コンタクトレンズは、目の表面に直接装用するため、次のようなメリットがあります。
- 実際の物の大きさ、形との差が小さく、より自然に見える。
- 強度近視の方や視力の左右差が大きい方の場合、視力矯正効果が大きい。
- 湯気の立つ熱いものを食べる際やマスク着用時などでも、曇って見づらくなることがない。
- 汗などでずれにくい。
- ソフトコンタクトレンズの場合、衝撃で外れてしまうことが少ないため、スポーツに適している。
一方で、コンタクトレンズは目にとって「異物」です。安全に装用するためには、次のような点に注意が必要です。
- 決められた装用時間を守らなかったり、日常のレンズケアを怠ったりすると、目にトラブルが生じることがある。
- 目にゴミが入ると痛みを感じる。
- しっかり管理しないと、目の分泌物や細菌などによってレンズが汚染されてしまうことがある。
- 使い始めるときに、着け外しの練習をする必要がある。
- 目に病気がある場合には装用できない。
以上のようなメリット・デメリットをよく理解した上で、使用説明書(添付文書)をよく読んだ上で、正しくコンタクトレンズを装用しましょう。また、眼科で定期的な検査も受けましょう。
コンタクトレンズの種類について
一口にコンタクトレンズと言っても、さまざまな種類があり、①素材 ②装用方法 ③装用スケジュールなどによって分類されています。それぞれの特徴を理解した上で使用することが大切です。
1 素材による分類
ハードコンタクトレンズ:ほとんど水分を含まない硬い素材(フッ素系、シリコン系などのプラスチック)でできたレンズです。これまでに酸素を通しやすいレンズと通しにくいレンズの2種類が販売されていますが、現在では酸素を通しやすい(酸素透過性)素材のレンズがほとんどです。

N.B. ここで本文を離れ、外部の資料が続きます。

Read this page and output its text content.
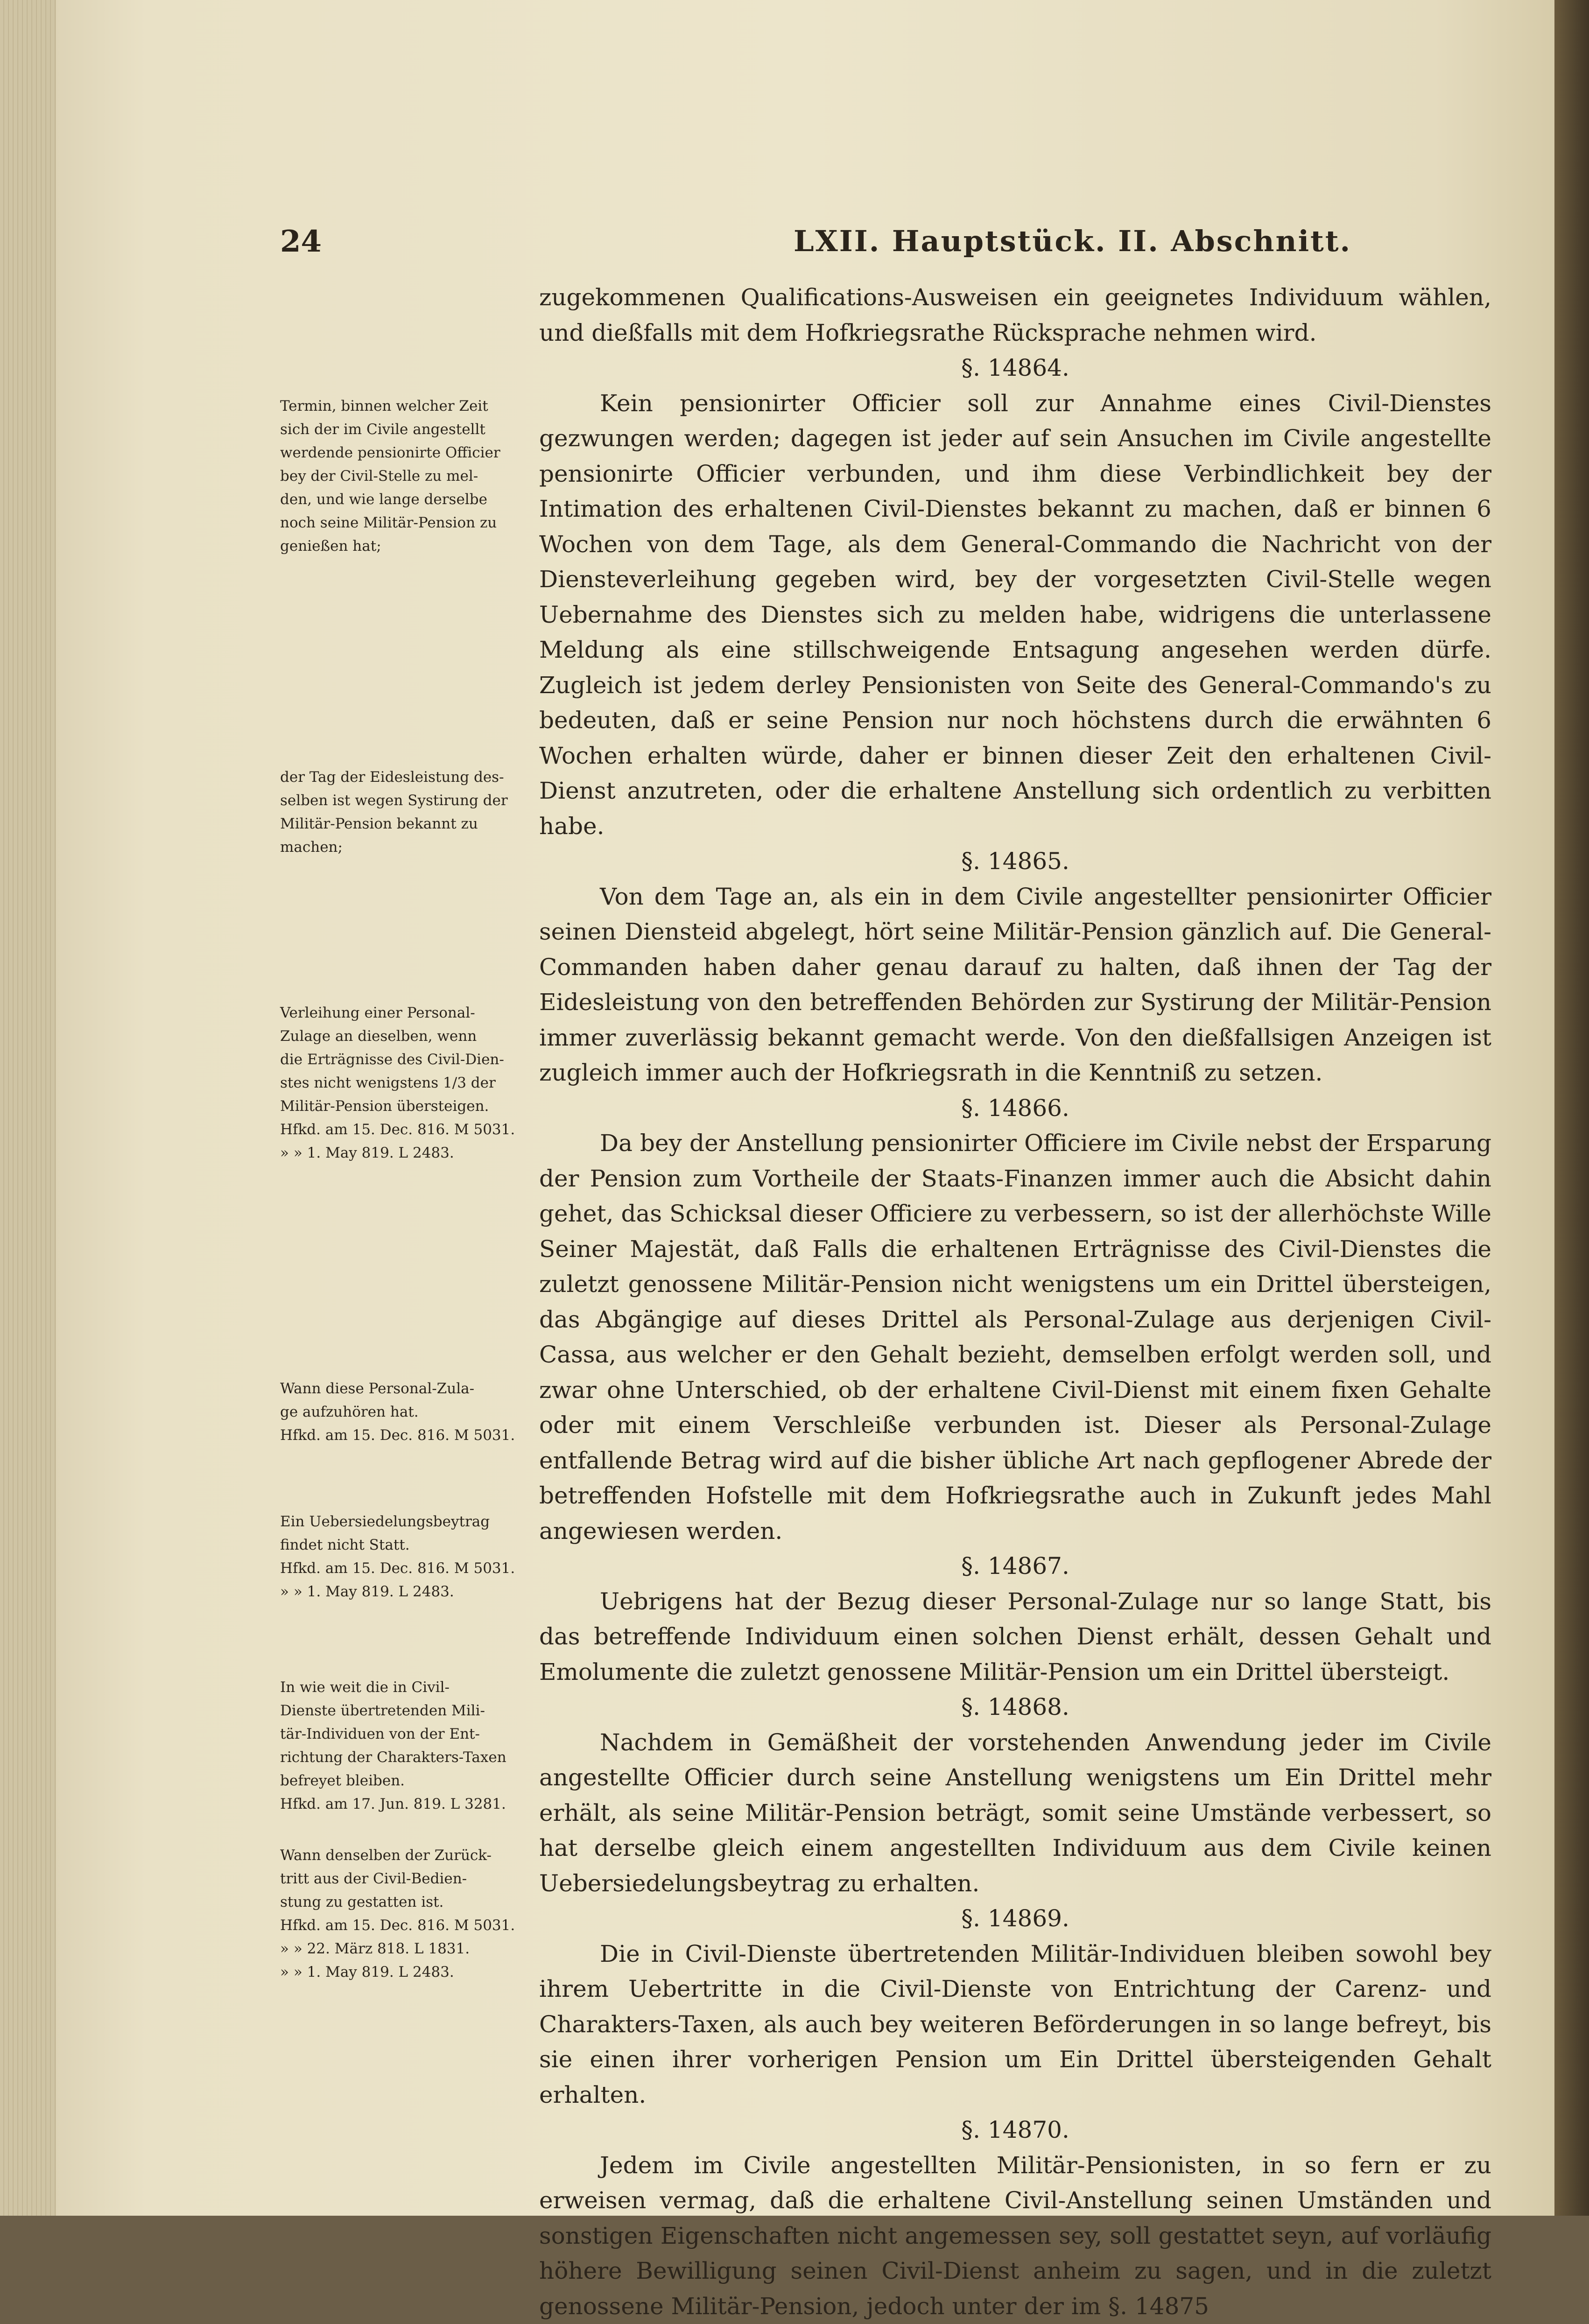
24	LXII. Hauptstück. II. Abschnitt.

zugekommenen Qualifications-Ausweisen ein geeignetes Individuum wählen, und dießfalls mit dem Hofkriegsrathe Rücksprache nehmen wird.

§. 14864.

Kein pensionirter Officier soll zur Annahme eines Civil-Dienstes gezwungen werden; dagegen ist jeder auf sein Ansuchen im Civile angestellte pensionirte Officier verbunden, und ihm diese Verbindlichkeit bey der Intimation des erhaltenen Civil-Dienstes bekannt zu machen, daß er binnen 6 Wochen von dem Tage, als dem General-Commando die Nachricht von der Diensteverleihung gegeben wird, bey der vorgesetzten Civil-Stelle wegen Uebernahme des Dienstes sich zu melden habe, widrigens die unterlassene Meldung als eine stillschweigende Entsagung angesehen werden dürfe. Zugleich ist jedem derley Pensionisten von Seite des General-Commando's zu bedeuten, daß er seine Pension nur noch höchstens durch die erwähnten 6 Wochen erhalten würde, daher er binnen dieser Zeit den erhaltenen Civil-Dienst anzutreten, oder die erhaltene Anstellung sich ordentlich zu verbitten habe.

§. 14865.

Von dem Tage an, als ein in dem Civile angestellter pensionirter Officier seinen Diensteid abgelegt, hört seine Militär-Pension gänzlich auf. Die General-Commanden haben daher genau darauf zu halten, daß ihnen der Tag der Eidesleistung von den betreffenden Behörden zur Systirung der Militär-Pension immer zuverlässig bekannt gemacht werde. Von den dießfallsigen Anzeigen ist zugleich immer auch der Hofkriegsrath in die Kenntniß zu setzen.

§. 14866.

Da bey der Anstellung pensionirter Officiere im Civile nebst der Ersparung der Pension zum Vortheile der Staats-Finanzen immer auch die Absicht dahin gehet, das Schicksal dieser Officiere zu verbessern, so ist der allerhöchste Wille Seiner Majestät, daß Falls die erhaltenen Erträgnisse des Civil-Dienstes die zuletzt genossene Militär-Pension nicht wenigstens um ein Drittel übersteigen, das Abgängige auf dieses Drittel als Personal-Zulage aus derjenigen Civil-Cassa, aus welcher er den Gehalt bezieht, demselben erfolgt werden soll, und zwar ohne Unterschied, ob der erhaltene Civil-Dienst mit einem fixen Gehalte oder mit einem Verschleiße verbunden ist. Dieser als Personal-Zulage entfallende Betrag wird auf die bisher übliche Art nach gepflogener Abrede der betreffenden Hofstelle mit dem Hofkriegsrathe auch in Zukunft jedes Mahl angewiesen werden.

§. 14867.

Uebrigens hat der Bezug dieser Personal-Zulage nur so lange Statt, bis das betreffende Individuum einen solchen Dienst erhält, dessen Gehalt und Emolumente die zuletzt genossene Militär-Pension um ein Drittel übersteigt.

§. 14868.

Nachdem in Gemäßheit der vorstehenden Anwendung jeder im Civile angestellte Officier durch seine Anstellung wenigstens um Ein Drittel mehr erhält, als seine Militär-Pension beträgt, somit seine Umstände verbessert, so hat derselbe gleich einem angestellten Individuum aus dem Civile keinen Uebersiedelungsbeytrag zu erhalten.

§. 14869.

Die in Civil-Dienste übertretenden Militär-Individuen bleiben sowohl bey ihrem Uebertritte in die Civil-Dienste von Entrichtung der Carenz- und Charakters-Taxen, als auch bey weiteren Beförderungen in so lange befreyt, bis sie einen ihrer vorherigen Pension um Ein Drittel übersteigenden Gehalt erhalten.

§. 14870.

Jedem im Civile angestellten Militär-Pensionisten, in so fern er zu erweisen vermag, daß die erhaltene Civil-Anstellung seinen Umständen und sonstigen Eigenschaften nicht angemessen sey, soll gestattet seyn, auf vorläufig höhere Bewilligung seinen Civil-Dienst anheim zu sagen, und in die zuletzt genossene Militär-Pension, jedoch unter der im §. 14875

Termin, binnen welcher Zeit
sich der im Civile angestellt
werdende pensionirte Officier
bey der Civil-Stelle zu mel-
den, und wie lange derselbe
noch seine Militär-Pension zu
genießen hat;
der Tag der Eidesleistung des-
selben ist wegen Systirung der
Militär-Pension bekannt zu
machen;
Verleihung einer Personal-
Zulage an dieselben, wenn
die Erträgnisse des Civil-Dien-
stes nicht wenigstens 1/3 der
Militär-Pension übersteigen.
Hfkd. am 15. Dec. 816. M 5031.
» » 1. May 819. L 2483.
Wann diese Personal-Zula-
ge aufzuhören hat.
Hfkd. am 15. Dec. 816. M 5031.
Ein Uebersiedelungsbeytrag
findet nicht Statt.
Hfkd. am 15. Dec. 816. M 5031.
» » 1. May 819. L 2483.
In wie weit die in Civil-
Dienste übertretenden Mili-
tär-Individuen von der Ent-
richtung der Charakters-Taxen
befreyet bleiben.
Hfkd. am 17. Jun. 819. L 3281.
Wann denselben der Zurück-
tritt aus der Civil-Bedien-
stung zu gestatten ist.
Hfkd. am 15. Dec. 816. M 5031.
» » 22. März 818. L 1831.
» » 1. May 819. L 2483.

ハードコンタクトレンズには、長時間の装用でも目に負担が少なく、ソフトコンタクトレンズに比べて耐久性に優れているという特長があります。タンパク質除去のケアが必要ではあるものの、取り扱いは比較的簡単です。さらに、ハードコンタクトレンズは矯正力が強いため、不正乱視(通常なめらかになっている目の屈折面が不規則にゆがんでいるために起こる乱視)の矯正にも利用されているほか、装用者本人が目やレンズの異常に気づきやすいと言われています。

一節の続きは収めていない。